Alors que le terrain où se joue une bataille terrestre joue un rôle crucial, en créant des difficultés ou des opportunités stratégiques, c’est un peu moins le cas quand on parle des batailles navales, dans la mesure où la mer, en général, c’est plat, ou à peu près plat.

Il y a malgré tout des facteurs à considérer, qui peuvent jouer un peu le même rôle que le terrain dans un conflit à terre. Pour commencer, il y a la découpe des côtes, à supposer que l’engagement naval se situe à proximité d’une terre émergée. Elle exerce une influence sur certains aspects de la bataille. Par exemple, une île ou une langue de terre peuvent permettre de dissimuler une flotte (ou des renforts) à l’ennemi. En préparant les choses soigneusement, un amiral peut s’arranger pour prendre l’adversaire par surprise, en ne révélant sa présence qu’au dernier moment. Se trouver à proximité de la berge, ça peut également permettre de bénéficier de l’assistance de canonnières ou d’autres types d’armement disposés sur la terre ferme.

La présence de la terre modifie le régime des vents. Un navigateur expérimenté saura en jouer pour couper au moment opportun la vitesse de ses poursuivants. S’approcher des côtes, c’est également prendre le risque de se retrouver dans des hauts-fonds, et donc de terminer ensablé, pris au piège.
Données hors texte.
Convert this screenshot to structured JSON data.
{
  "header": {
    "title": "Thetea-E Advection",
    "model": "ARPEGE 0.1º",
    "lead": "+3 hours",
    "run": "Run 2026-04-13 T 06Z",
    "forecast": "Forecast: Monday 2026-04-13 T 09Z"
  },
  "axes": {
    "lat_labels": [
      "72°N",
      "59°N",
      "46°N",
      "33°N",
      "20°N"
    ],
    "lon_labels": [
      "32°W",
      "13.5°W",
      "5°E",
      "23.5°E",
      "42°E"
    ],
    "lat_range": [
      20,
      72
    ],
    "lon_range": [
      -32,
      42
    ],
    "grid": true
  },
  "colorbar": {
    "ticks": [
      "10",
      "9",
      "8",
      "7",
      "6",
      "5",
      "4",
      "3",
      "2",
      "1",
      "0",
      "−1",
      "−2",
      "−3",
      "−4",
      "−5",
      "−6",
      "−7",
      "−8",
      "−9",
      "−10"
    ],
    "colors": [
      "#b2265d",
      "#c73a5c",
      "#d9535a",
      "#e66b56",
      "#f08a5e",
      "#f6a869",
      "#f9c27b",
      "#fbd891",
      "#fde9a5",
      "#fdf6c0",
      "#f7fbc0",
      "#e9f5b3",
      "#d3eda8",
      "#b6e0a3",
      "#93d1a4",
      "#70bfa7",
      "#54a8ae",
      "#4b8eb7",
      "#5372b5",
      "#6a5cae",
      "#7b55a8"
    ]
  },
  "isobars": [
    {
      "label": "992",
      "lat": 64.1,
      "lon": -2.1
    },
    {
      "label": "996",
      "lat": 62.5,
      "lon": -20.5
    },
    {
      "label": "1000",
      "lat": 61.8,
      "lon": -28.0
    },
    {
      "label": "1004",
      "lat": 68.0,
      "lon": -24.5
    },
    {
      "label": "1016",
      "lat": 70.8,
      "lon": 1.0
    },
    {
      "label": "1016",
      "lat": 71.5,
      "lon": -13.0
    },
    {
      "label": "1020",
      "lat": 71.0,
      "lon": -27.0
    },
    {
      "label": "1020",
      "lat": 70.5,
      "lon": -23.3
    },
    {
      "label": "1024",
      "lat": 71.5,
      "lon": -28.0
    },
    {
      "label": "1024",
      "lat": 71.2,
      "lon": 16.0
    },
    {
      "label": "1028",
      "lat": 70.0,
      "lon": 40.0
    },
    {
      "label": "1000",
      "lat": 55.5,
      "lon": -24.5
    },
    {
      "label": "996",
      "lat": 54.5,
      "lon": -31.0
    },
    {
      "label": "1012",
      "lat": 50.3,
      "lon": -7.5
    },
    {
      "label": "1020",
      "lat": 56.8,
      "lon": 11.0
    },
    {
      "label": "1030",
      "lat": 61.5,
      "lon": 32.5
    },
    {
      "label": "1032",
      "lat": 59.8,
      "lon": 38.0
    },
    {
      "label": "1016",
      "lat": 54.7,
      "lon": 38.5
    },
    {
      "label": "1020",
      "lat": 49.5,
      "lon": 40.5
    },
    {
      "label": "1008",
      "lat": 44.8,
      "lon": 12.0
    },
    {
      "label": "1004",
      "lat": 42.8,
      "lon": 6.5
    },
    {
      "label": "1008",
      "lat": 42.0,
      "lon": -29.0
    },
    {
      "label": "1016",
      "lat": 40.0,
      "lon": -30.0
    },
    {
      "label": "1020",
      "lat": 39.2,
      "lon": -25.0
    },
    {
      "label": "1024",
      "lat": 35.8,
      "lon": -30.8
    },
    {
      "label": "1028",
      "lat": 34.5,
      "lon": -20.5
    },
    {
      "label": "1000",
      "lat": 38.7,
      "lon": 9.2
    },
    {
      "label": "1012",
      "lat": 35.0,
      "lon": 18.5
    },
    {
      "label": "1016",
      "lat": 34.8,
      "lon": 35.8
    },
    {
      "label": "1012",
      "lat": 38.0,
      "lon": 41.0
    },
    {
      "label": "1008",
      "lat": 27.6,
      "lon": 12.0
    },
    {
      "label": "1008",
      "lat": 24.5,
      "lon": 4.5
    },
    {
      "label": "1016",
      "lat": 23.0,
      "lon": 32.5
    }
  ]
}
Il y a d’autres éléments présents en mer qui peuvent venir semer le chaos dans un engagement naval. Les navigateurs de la Renaissance étaient terrorisés par les sargasses, des algues flottantes qui pouvaient s’accrocher au gouvernail et compliquer la navigation d’un bateau. Une remontée de gaz explosif venu des profondeurs peut faire chavirer un navire, voire même en projeter l’équipage par-dessus bord. Et il n’y a pas besoin de revenir sur l’histoire du Titanic pour comprendre que la présence d’un iceberg sur la trajectoire d’un navire peut avoir des conséquences dramatiques.

Naturellement, les littératures de l’imaginaire ouvrent des perspectives encore plus larges, et un auteur facétieux n’hésitera pas à épicer ses scènes de batailles navales d’imprévus hauts en couleur, comme la présence de krakens dans l’eau, bien décidés à faire chavirer les navires, la mer qui se transforme soudain en sang caillé ou la présence de champs d’algues explosives en surface.

La météo

À l’inverse, la météo a beaucoup plus d’impact sur le déroulement d’une bataille navale que sur celui d’une bataille terrestre : un grain soudain, un vent trop puissant, une mer tumultueuses ont le potentiel de complètement désorganiser une flotte. C’est particulièrement le cas à l’âge de la navigation à voile, mais même un bateau à moteur a du mal à garder le cap au milieu de vagues de six mètres de haut.

Le calme plat, par contre, est spécifiquement un cauchemar pour la marine à voile. S’il n’y a pas de vent du tout, les navires sont paralysés, et si ça arrive pendant une bataille, cela crée un moment de stress où chaque camp est obligé de se préparer fébrilement afin d’être prêt au moment où le vent se mettra à souffler à nouveau.

La visibilité est également très variable en mer. Alors que l’air est limpide le matin, il peut se charger de brume en cours de journée et l’île qui était parfaitement visible à l’horizon est soudain introuvable.